Privacy and security are practically buzzwords in the health care industry, yet according to the latest Global Data Risk Report from Varonis, approximately 25 percent of files in every organization are available for anybody to see. Half of all companies surveyed had exposed thousands of files containing sensitive data to their employees – and those numbers are creeping up. HIPAA regulations demand better control over this sensitive data in medical practices nationwide.
Assessing Risk & Taking Steps to Protect Information
When we talk about exposed files, we aren’t referring to the old-fashioned manila folders tucked away inside filing cabinets. At issue is electronic data; wrong or broken permissions inadvertently allow anybody in the organization to access employee and patient data. The Varonis report found that for each terabyte of data available, tens of thousands of files on average were improperly exposed, had the wrong permissions, or weren’t updated with adequate permissions. Adding to the problem? Few organizations take the proper steps to monitor their data. More than half of most companies’ files contained irrelevant data, inactive user accounts, and passwords that that weren’t set to automatically expire within a given time frame.
This can get an organization into trouble. Running afoul of HIPAA can result in steep fines if a data breach or theft occurs. It’s crucial your organization assesses risk factors and takes steps to keep patient information secure. Doing so requires controlling access to data and cleaning out “stale” files that are no longer relevant.

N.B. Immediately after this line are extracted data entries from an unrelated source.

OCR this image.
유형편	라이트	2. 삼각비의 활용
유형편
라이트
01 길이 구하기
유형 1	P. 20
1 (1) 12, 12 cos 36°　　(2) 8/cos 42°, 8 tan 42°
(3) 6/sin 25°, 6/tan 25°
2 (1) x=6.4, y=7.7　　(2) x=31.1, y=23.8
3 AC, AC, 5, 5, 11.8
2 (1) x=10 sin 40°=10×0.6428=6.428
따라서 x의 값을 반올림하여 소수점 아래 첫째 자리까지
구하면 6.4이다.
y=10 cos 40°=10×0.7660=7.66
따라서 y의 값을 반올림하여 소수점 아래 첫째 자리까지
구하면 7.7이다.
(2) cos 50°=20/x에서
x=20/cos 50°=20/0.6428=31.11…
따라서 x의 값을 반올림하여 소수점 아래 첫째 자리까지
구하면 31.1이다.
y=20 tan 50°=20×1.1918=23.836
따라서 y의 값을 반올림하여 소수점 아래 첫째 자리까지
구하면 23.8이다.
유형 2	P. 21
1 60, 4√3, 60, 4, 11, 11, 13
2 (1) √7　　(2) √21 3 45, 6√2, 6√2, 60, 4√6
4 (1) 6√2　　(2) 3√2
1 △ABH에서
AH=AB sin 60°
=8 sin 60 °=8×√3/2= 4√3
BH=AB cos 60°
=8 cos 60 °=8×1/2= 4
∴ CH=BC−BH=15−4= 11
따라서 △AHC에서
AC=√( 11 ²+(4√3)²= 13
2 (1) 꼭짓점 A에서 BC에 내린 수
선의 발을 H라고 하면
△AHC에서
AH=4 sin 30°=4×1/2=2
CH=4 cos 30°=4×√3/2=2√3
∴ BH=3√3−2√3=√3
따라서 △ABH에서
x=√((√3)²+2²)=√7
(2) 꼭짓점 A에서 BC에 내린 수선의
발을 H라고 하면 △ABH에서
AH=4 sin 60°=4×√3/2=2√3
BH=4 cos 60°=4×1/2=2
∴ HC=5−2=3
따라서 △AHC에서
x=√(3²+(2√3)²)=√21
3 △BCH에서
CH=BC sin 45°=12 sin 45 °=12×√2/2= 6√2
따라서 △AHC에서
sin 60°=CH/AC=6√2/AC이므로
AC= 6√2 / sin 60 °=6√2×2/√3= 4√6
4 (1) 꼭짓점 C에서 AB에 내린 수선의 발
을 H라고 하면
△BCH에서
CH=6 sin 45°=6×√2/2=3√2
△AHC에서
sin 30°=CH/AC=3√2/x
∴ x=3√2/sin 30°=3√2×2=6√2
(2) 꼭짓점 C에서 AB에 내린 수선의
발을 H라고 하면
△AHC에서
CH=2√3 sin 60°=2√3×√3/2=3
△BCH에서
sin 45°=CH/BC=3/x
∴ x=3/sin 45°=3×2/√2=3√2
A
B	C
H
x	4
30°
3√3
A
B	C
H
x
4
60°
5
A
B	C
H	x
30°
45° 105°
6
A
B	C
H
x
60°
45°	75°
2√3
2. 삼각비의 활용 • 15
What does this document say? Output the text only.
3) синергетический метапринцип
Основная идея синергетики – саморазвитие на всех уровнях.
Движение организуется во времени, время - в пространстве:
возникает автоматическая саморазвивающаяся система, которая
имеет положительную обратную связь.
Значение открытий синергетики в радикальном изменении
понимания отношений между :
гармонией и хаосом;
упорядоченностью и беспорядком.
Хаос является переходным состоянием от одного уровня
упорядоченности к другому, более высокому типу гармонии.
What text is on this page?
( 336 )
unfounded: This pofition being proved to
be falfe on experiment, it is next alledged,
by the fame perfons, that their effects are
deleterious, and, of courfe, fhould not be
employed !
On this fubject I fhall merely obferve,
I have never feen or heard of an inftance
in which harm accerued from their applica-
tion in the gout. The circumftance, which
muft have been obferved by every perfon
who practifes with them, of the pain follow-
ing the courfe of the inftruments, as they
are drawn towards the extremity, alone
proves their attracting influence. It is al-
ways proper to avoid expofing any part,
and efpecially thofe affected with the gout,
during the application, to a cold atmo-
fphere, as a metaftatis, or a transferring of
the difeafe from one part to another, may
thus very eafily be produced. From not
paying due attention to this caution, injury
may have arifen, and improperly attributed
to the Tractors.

While undoubtedly a time-consuming process (each file will probably take several hours to audit and correct access issues), think of it as a necessary evil. Practices that don’t regularly check up on old accounts with non-expiring passwords and delete irrelevant information put themselves at risk of cybersecurity threats and potentially stiff penalties. There is another benefit to performing ongoing risk assessments and proactively controlling data access: your organization will likely save money and shore up security problems. Varonis encourages all practices to routinely audit these accounts to ensure users can only access the specific data they need. No more and no less.
Cybersecurity breaches are an ongoing concern and won’t go away on their own. Therefore, it is up to every provider entrusted with sensitive patient information to take the steps necessary to lock down and protect that data.